Фото: РГАКФД/Росинформ

С годами политкомиссия начала выходить за рамки предписанных ей Политбюро полномочий и вместе с расстрельными делами начала рассматривать даже особо важные гражданские дела. В феврале 1928 года на Рутченковском руднике в Донбассе произошел взрыв, в результате которого погибло 12 и были тяжело ранены 4 человека. Виновником взрыва стал присланный германской фирмой "Тиссен" специалист по фамилии Штайгер, который приказал принести в контору рудника более 70 кг замерзшего на складе динамита, чтобы взрывчатка оттаяла. Как только его вину установили, политкомиссия предложила решение, одобренное Политбюро:

"1.Предложить Донуглю уплатить увечным и семьям погибших от взрыва, как советским гражданам, так и иностранным, разницу между суммой пенсии по увечью, выданной страховыми органами, и действительным заработком погибших и пострадавших. При желании иностранных граждан пенсию им капитализировать.

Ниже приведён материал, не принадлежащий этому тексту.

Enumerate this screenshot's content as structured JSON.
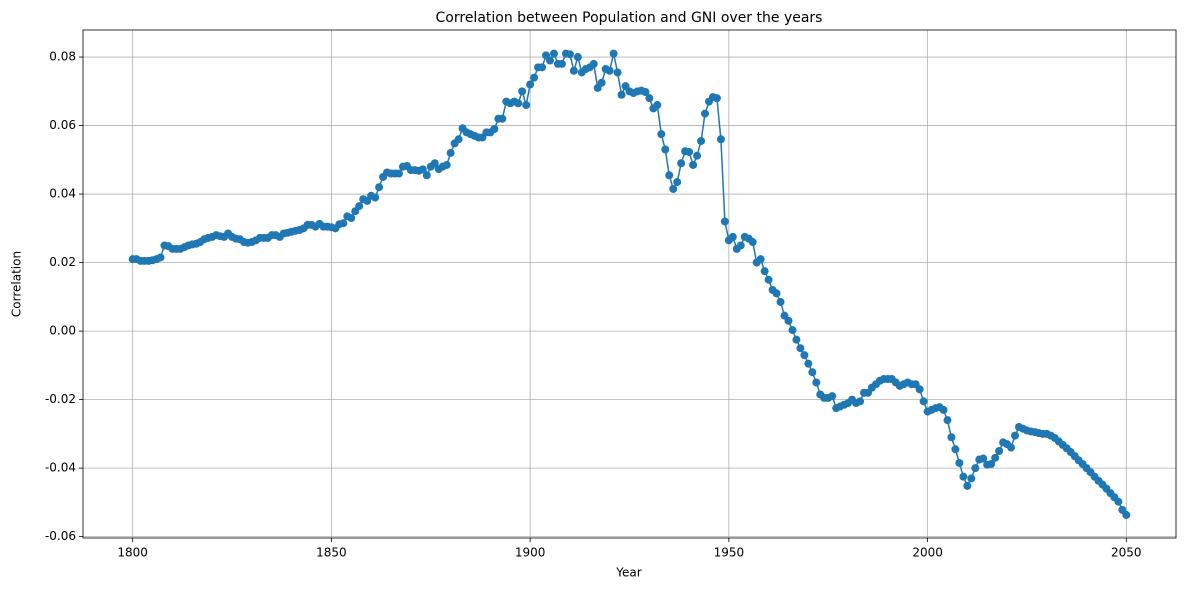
{
  "chart_data": {
    "type": "line",
    "title": "Correlation between Population and GNI over the years",
    "x_label": "Year",
    "y_label": "Correlation",
    "x": [
      1800,
      1801,
      1802,
      1803,
      1804,
      1805,
      1806,
      1807,
      1808,
      1809,
      1810,
      1811,
      1812,
      1813,
      1814,
      1815,
      1816,
      1817,
      1818,
      1819,
      1820,
      1821,
      1822,
      1823,
      1824,
      1825,
      1826,
      1827,
      1828,
      1829,
      1830,
      1831,
      1832,
      1833,
      1834,
      1835,
      1836,
      1837,
      1838,
      1839,
      1840,
      1841,
      1842,
      1843,
      1844,
      1845,
      1846,
      1847,
      1848,
      1849,
      1850,
      1851,
      1852,
      1853,
      1854,
      1855,
      1856,
      1857,
      1858,
      1859,
      1860,
      1861,
      1862,
      1863,
      1864,
      1865,
      1866,
      1867,
      1868,
      1869,
      1870,
      1871,
      1872,
      1873,
      1874,
      1875,
      1876,
      1877,
      1878,
      1879,
      1880,
      1881,
      1882,
      1883,
      1884,
      1885,
      1886,
      1887,
      1888,
      1889,
      1890,
      1891,
      1892,
      1893,
      1894,
      1895,
      1896,
      1897,
      1898,
      1899,
      1900,
      1901,
      1902,
      1903,
      1904,
      1905,
      1906,
      1907,
      1908,
      1909,
      1910,
      1911,
      1912,
      1913,
      1914,
      1915,
      1916,
      1917,
      1918,
      1919,
      1920,
      1921,
      1922,
      1923,
      1924,
      1925,
      1926,
      1927,
      1928,
      1929,
      1930,
      1931,
      1932,
      1933,
      1934,
      1935,
      1936,
      1937,
      1938,
      1939,
      1940,
      1941,
      1942,
      1943,
      1944,
      1945,
      1946,
      1947,
      1948,
      1949,
      1950,
      1951,
      1952,
      1953,
      1954,
      1955,
      1956,
      1957,
      1958,
      1959,
      1960,
      1961,
      1962,
      1963,
      1964,
      1965,
      1966,
      1967,
      1968,
      1969,
      1970,
      1971,
      1972,
      1973,
      1974,
      1975,
      1976,
      1977,
      1978,
      1979,
      1980,
      1981,
      1982,
      1983,
      1984,
      1985,
      1986,
      1987,
      1988,
      1989,
      1990,
      1991,
      1992,
      1993,
      1994,
      1995,
      1996,
      1997,
      1998,
      1999,
      2000,
      2001,
      2002,
      2003,
      2004,
      2005,
      2006,
      2007,
      2008,
      2009,
      2010,
      2011,
      2012,
      2013,
      2014,
      2015,
      2016,
      2017,
      2018,
      2019,
      2020,
      2021,
      2022,
      2023,
      2024,
      2025,
      2026,
      2027,
      2028,
      2029,
      2030,
      2031,
      2032,
      2033,
      2034,
      2035,
      2036,
      2037,
      2038,
      2039,
      2040,
      2041,
      2042,
      2043,
      2044,
      2045,
      2046,
      2047,
      2048,
      2049,
      2050
    ],
    "series": [
      {
        "color": "#1f77b4",
        "values": [
          0.021,
          0.021,
          0.0205,
          0.0205,
          0.0205,
          0.0207,
          0.021,
          0.0215,
          0.025,
          0.0248,
          0.024,
          0.024,
          0.024,
          0.0245,
          0.025,
          0.0253,
          0.0255,
          0.026,
          0.0268,
          0.0272,
          0.0275,
          0.028,
          0.0277,
          0.0275,
          0.0285,
          0.0275,
          0.027,
          0.0268,
          0.026,
          0.0258,
          0.026,
          0.0265,
          0.0272,
          0.0272,
          0.0272,
          0.028,
          0.028,
          0.0275,
          0.0285,
          0.0287,
          0.029,
          0.0293,
          0.0295,
          0.03,
          0.031,
          0.031,
          0.0305,
          0.0313,
          0.0305,
          0.0305,
          0.0303,
          0.03,
          0.0312,
          0.0315,
          0.0335,
          0.033,
          0.035,
          0.0365,
          0.0385,
          0.038,
          0.0395,
          0.039,
          0.042,
          0.045,
          0.0463,
          0.046,
          0.046,
          0.046,
          0.048,
          0.0482,
          0.047,
          0.047,
          0.0468,
          0.0472,
          0.0455,
          0.048,
          0.049,
          0.0473,
          0.048,
          0.0485,
          0.052,
          0.0548,
          0.056,
          0.0592,
          0.058,
          0.0575,
          0.057,
          0.0565,
          0.0565,
          0.058,
          0.058,
          0.059,
          0.062,
          0.062,
          0.067,
          0.0665,
          0.067,
          0.0665,
          0.07,
          0.066,
          0.072,
          0.074,
          0.077,
          0.077,
          0.0805,
          0.079,
          0.081,
          0.078,
          0.078,
          0.081,
          0.0808,
          0.076,
          0.08,
          0.0755,
          0.0765,
          0.077,
          0.078,
          0.071,
          0.0725,
          0.0765,
          0.076,
          0.081,
          0.0755,
          0.069,
          0.0715,
          0.07,
          0.0695,
          0.07,
          0.0702,
          0.0698,
          0.068,
          0.065,
          0.066,
          0.0575,
          0.053,
          0.0455,
          0.0415,
          0.0435,
          0.049,
          0.0525,
          0.0523,
          0.0485,
          0.0512,
          0.0555,
          0.0635,
          0.067,
          0.0683,
          0.068,
          0.056,
          0.032,
          0.0265,
          0.0275,
          0.024,
          0.025,
          0.0275,
          0.027,
          0.026,
          0.02,
          0.021,
          0.0175,
          0.015,
          0.012,
          0.011,
          0.0085,
          0.0045,
          0.003,
          0.0003,
          -0.0025,
          -0.005,
          -0.007,
          -0.0095,
          -0.012,
          -0.015,
          -0.0185,
          -0.0195,
          -0.0195,
          -0.019,
          -0.0225,
          -0.022,
          -0.0215,
          -0.021,
          -0.02,
          -0.021,
          -0.0205,
          -0.018,
          -0.018,
          -0.0165,
          -0.0155,
          -0.0145,
          -0.014,
          -0.014,
          -0.014,
          -0.015,
          -0.016,
          -0.0155,
          -0.015,
          -0.0155,
          -0.0155,
          -0.017,
          -0.0205,
          -0.0235,
          -0.023,
          -0.0225,
          -0.0222,
          -0.023,
          -0.026,
          -0.031,
          -0.0345,
          -0.0385,
          -0.0425,
          -0.0452,
          -0.043,
          -0.04,
          -0.0375,
          -0.0372,
          -0.039,
          -0.0388,
          -0.037,
          -0.035,
          -0.0325,
          -0.033,
          -0.034,
          -0.0305,
          -0.028,
          -0.0285,
          -0.029,
          -0.0293,
          -0.0295,
          -0.0298,
          -0.03,
          -0.03,
          -0.0305,
          -0.0312,
          -0.0322,
          -0.0332,
          -0.0342,
          -0.0353,
          -0.0365,
          -0.0377,
          -0.0388,
          -0.04,
          -0.0412,
          -0.0425,
          -0.0437,
          -0.0448,
          -0.046,
          -0.0473,
          -0.0485,
          -0.0498,
          -0.0522,
          -0.0537
        ]
      }
    ],
    "xlim": [
      1787.5,
      2062.5
    ],
    "xticks": [
      1800,
      1850,
      1900,
      1950,
      2000,
      2050
    ],
    "ylim": [
      -0.0604,
      0.0879
    ],
    "yticks": [
      -0.06,
      -0.04,
      -0.02,
      {
        "value": 0,
        "label": "0.00"
      },
      0.02,
      0.04,
      0.06,
      0.08
    ],
    "grid": true,
    "markers": true
  }
}
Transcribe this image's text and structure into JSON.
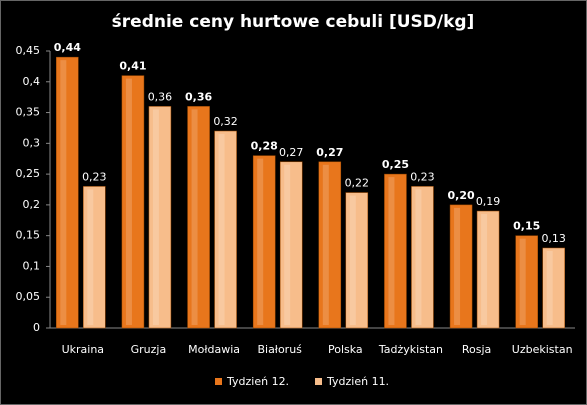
{
  "chart_data": {
    "type": "bar",
    "title": "średnie ceny hurtowe cebuli [USD/kg]",
    "categories": [
      "Ukraina",
      "Gruzja",
      "Mołdawia",
      "Białoruś",
      "Polska",
      "Tadżykistan",
      "Rosja",
      "Uzbekistan"
    ],
    "series": [
      {
        "name": "Tydzień 12.",
        "color": "#e8761c",
        "values": [
          0.44,
          0.41,
          0.36,
          0.28,
          0.27,
          0.25,
          0.2,
          0.15
        ],
        "value_labels": [
          "0,44",
          "0,41",
          "0,36",
          "0,28",
          "0,27",
          "0,25",
          "0,20",
          "0,15"
        ]
      },
      {
        "name": "Tydzień 11.",
        "color": "#f7bd8b",
        "values": [
          0.23,
          0.36,
          0.32,
          0.27,
          0.22,
          0.23,
          0.19,
          0.13
        ],
        "value_labels": [
          "0,23",
          "0,36",
          "0,32",
          "0,27",
          "0,22",
          "0,23",
          "0,19",
          "0,13"
        ]
      }
    ],
    "ylim": [
      0,
      0.45
    ],
    "yticks": [
      0,
      {
        "value": 0.05,
        "label": "0,05"
      },
      {
        "value": 0.1,
        "label": "0,1"
      },
      {
        "value": 0.15,
        "label": "0,15"
      },
      {
        "value": 0.2,
        "label": "0,2"
      },
      {
        "value": 0.25,
        "label": "0,25"
      },
      {
        "value": 0.3,
        "label": "0,3"
      },
      {
        "value": 0.35,
        "label": "0,35"
      },
      {
        "value": 0.4,
        "label": "0,4"
      },
      {
        "value": 0.45,
        "label": "0,45"
      }
    ],
    "legend": "bottom"
  }
}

2.Предложить "Донуглю" потребовать с фирмы "Тиссен" возмещения ему произведенных им расходов по выплате указанной в п. 1 разницы. В случае же отказа фирмы "Тиссен" от уплаты разницы вопрос о предъявлении иска "Донуглем" оставить открытым до получения мотивов отказа.

3.Предложить Цустраху вследствие доказанной вины фирмы "Тиссен" обратиться к последней с предложением добровольно возместить расходы страховых органов по выплате пенсий. В случае же отказа фирмы "Тиссен" предъявить к ней иск через суд в порядке ст. ст. 113 и 414 Гражданского Кодекса".

При этом, вмешиваясь в чужие дела, политкомиссия и ее члены не допускали ни малейшего вмешательства в свои прерогативы.

"Просим о скорейшем решении дела Политтройкой"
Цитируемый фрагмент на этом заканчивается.